Question

Denny has a collection of coins. One fourth of his coins are pennies. One sixth of them are quarters. The number of nickels is 1.5 times the number of quarters. The rest of the coins are dimes. The total value of the coins is $4.32. How many of each coin does Denny have?
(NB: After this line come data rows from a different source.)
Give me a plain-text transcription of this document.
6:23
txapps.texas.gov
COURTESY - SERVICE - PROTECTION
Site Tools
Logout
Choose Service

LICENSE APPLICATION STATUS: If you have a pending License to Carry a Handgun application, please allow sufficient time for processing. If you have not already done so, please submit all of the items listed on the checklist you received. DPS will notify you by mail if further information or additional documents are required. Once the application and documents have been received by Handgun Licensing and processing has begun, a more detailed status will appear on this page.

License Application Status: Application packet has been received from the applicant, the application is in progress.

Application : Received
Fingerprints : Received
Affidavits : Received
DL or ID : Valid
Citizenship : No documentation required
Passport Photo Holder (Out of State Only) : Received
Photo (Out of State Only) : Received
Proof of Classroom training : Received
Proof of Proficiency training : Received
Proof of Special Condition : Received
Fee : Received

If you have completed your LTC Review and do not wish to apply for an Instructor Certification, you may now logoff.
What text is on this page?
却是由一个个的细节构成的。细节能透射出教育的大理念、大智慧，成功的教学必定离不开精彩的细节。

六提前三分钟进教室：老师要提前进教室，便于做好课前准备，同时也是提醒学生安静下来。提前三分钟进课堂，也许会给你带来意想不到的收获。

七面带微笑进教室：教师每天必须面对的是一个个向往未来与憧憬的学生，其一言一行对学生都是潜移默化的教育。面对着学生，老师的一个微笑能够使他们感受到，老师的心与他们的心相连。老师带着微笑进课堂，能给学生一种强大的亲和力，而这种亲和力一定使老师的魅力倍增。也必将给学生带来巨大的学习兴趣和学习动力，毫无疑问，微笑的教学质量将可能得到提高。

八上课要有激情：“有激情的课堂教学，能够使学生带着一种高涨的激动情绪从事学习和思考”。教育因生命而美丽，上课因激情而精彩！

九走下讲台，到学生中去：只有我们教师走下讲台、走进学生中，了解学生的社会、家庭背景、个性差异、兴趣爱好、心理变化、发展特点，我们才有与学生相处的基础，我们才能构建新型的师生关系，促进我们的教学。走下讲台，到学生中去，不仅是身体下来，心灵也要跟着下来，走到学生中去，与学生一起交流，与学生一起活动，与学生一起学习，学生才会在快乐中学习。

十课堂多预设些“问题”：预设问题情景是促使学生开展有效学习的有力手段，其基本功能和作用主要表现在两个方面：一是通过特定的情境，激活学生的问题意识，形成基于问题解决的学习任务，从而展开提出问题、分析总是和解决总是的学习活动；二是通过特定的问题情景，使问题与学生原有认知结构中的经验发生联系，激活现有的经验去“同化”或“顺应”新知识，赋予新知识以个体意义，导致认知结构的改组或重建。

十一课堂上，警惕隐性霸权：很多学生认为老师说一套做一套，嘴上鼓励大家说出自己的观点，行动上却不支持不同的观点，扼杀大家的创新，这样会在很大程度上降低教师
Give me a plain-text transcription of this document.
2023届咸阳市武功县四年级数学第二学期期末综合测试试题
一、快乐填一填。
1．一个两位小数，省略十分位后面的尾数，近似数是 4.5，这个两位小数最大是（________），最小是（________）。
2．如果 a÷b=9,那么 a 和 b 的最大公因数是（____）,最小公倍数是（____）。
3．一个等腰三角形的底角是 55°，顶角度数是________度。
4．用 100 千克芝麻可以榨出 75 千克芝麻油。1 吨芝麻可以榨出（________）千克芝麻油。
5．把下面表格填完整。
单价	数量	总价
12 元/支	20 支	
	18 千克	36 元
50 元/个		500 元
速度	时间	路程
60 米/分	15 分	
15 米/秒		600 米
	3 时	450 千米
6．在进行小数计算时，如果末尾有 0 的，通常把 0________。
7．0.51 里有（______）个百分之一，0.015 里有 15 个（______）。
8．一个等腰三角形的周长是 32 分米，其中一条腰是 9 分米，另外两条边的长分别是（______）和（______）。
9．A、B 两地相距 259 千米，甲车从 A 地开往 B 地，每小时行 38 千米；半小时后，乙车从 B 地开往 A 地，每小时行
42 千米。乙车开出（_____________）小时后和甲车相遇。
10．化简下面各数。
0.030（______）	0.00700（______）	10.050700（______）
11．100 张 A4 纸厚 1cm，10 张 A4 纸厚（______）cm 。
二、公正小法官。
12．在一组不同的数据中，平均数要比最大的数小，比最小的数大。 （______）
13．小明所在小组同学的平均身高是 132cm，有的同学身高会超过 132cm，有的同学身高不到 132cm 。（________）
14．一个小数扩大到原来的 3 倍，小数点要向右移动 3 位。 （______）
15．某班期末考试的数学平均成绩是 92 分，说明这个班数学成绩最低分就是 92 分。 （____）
a) Pennies: 12, Quarters: 6, Nickels: 9, Dimes: 12

b) Pennies: 8, Quarters: 4, Nickels: 6, Dimes: 8

c) Pennies: 16, Quarters: 8, Nickels: 12, Dimes: 16

d) Pennies: 6, Quarters: 3, Nickels: 4.5, Dimes: 6

Answer 1

To solve the problem, we can use a system of equations to find the number of each coin. By assigning variables to represent the number of pennies, quarters, nickels, and dimes, we can set up and solve a system of equations to find the values of the variables. The solution is x = 12, y = 6, z = 9, and w = 12.

Step-by-step explanation:

To solve this problem, we can use a system of equations. Let's assign variables to represent the number of each coin. Let x be the number of pennies, y be the number of quarters, z be the number of nickels, and w be the number of dimes.

We can set up the following equations:

x = (1/4)(x + y + z + w)

y = (1/6)(x + y + z + w)

z = 1.5y

x + y + z + w = 432 (since the total value is $4.32)

Solving this system of equations, we find that x = 12, y = 6, z = 9, and w = 12. Therefore, Denny has 12 pennies, 6 quarters, 9 nickels, and 12 dimes.